My hon. Friend makes an important point. We have introduced new measures to ensure that the Union and devolved matters are properly considered as part of the process for developing and agreeing Government policy. Lord Dunlop’s independent review of UK Government capability will report in the autumn and make recommendations on how UK Government structures can continue to strengthen the working of the Union.
This is not the time for yah-boo politics. This is a most serious question—most serious because many experts outside this House believe that we are on course for a break-up of the United Kingdom as a result of the way this Government are handling the European Union and Brexit. Is the Minister not worried about that?
I thought the hon. Gentleman would be greatly heartened by the fact that, finally, the Prime Minister has agreed a deal—one that was voted for by this House last night—that enables a smooth transition out of the European Union, which will do much to enhance our Union.
The Government’s confidence and supply arrangement with the DUP says that the Government will never be neutral in expressing support for the Union, that the DUP will support the Government in all legislation pertaining to Brexit, and that the arrangement will be reviewed after each parliamentary Session. Will the Minister update us on all three points, please?
I find the approach of the nationalist party quite extraordinary—really quite extraordinary. I voted remain. I accept the outcome of the referendum and have supported it at every stage. The hon. Gentleman’s party appears to want to do two things: to ignore two previous referendums and to have two further referendums next year, 2020. It is the last thing the people of this country want.
Does the Minister agree that to strengthen the Union, it is important to have a close dialogue with communities in Northern Ireland about how the detail of the new arrangements for trade between Great Britain and Northern Ireland would work, to reassure them?
My hon. Friend makes an important point, and that is exactly the commitment that the Prime Minister has given.
Back in the 2014 Scottish referendum, the winning side promised that Scotland’s views would not be ignored in the Union, yet on the matter that has consumed British politics for the past four years, the opinions of the Scottish people and their elected representatives have consistently been sidelined. The Minister will know that that has driven many people to reconsider their faith in the Union. Does he have any regrets about how the Conservative party has approached this matter?
The hon. Gentleman talks about commitments, but I remember the commitment from the leader of the Scottish nationalists in Scotland, who said the referendum was a once-in-a-generation event. As for how many people voted, more people voted to leave in Scotland than voted for the Scottish National party.

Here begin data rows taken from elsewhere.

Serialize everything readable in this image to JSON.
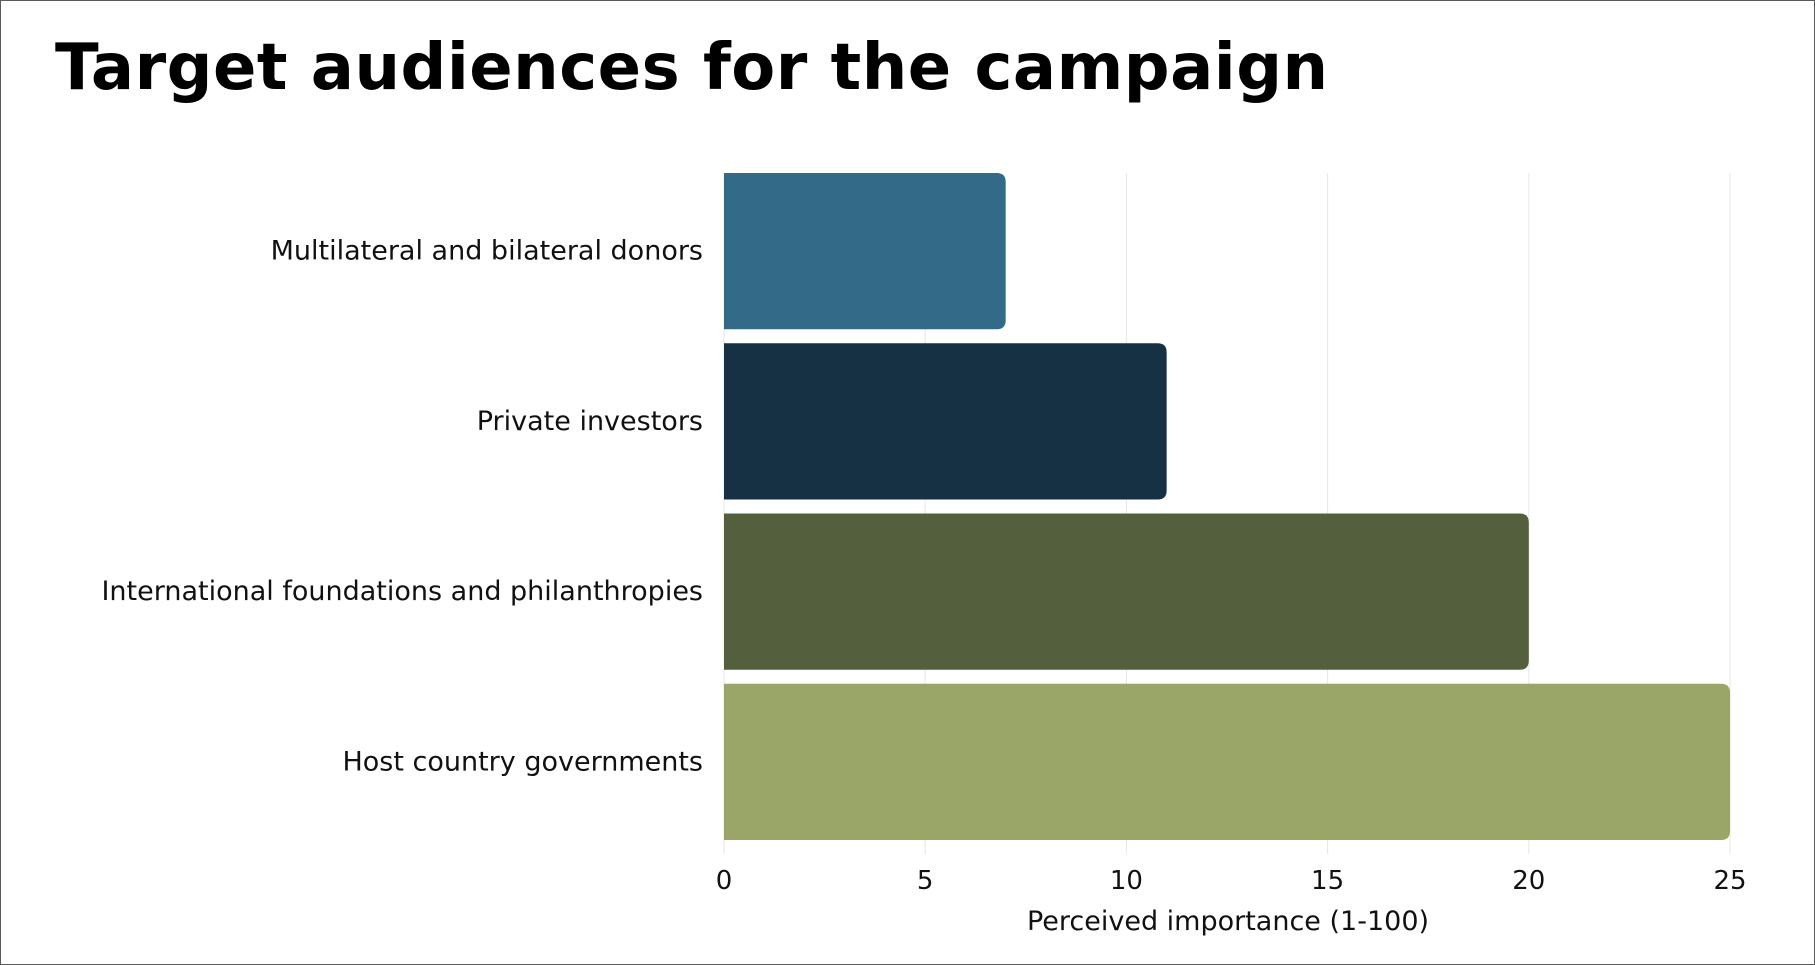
{
  "chart_data": {
    "type": "bar",
    "orientation": "horizontal",
    "title": "Target audiences for the campaign",
    "xlabel": "Perceived importance (1-100)",
    "ylabel": "",
    "categories": [
      "Multilateral and bilateral donors",
      "Private investors",
      "International foundations and philanthropies",
      "Host country governments"
    ],
    "values": [
      7,
      11,
      20,
      25
    ],
    "colors": [
      "#336A87",
      "#173144",
      "#545F3E",
      "#99A667"
    ],
    "xlim": [
      0,
      25
    ],
    "xticks": [
      "0",
      "5",
      "10",
      "15",
      "20",
      "25"
    ],
    "grid": "vertical"
  }
}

Last week, the Government threw the DUP and every Unionist in Northern Ireland under a bus—presumably the bus with lies on the side about NHS funding and the EU that the Prime Minister spent so much of 2016 riding around the country in—providing the SNP with sackfuls of ammunition for its campaign promoting a referendum on independence. Why are the Government more concerned about Brexit than they are about maintaining the integrity of the United Kingdom?
The Government remain committed to maintaining the unity of our United Kingdom. That is why the Prime Minister has negotiated a deal that enables Northern Ireland to leave the customs union alongside the rest of the United Kingdom and has a consent mechanism for the arrangements included in that treaty.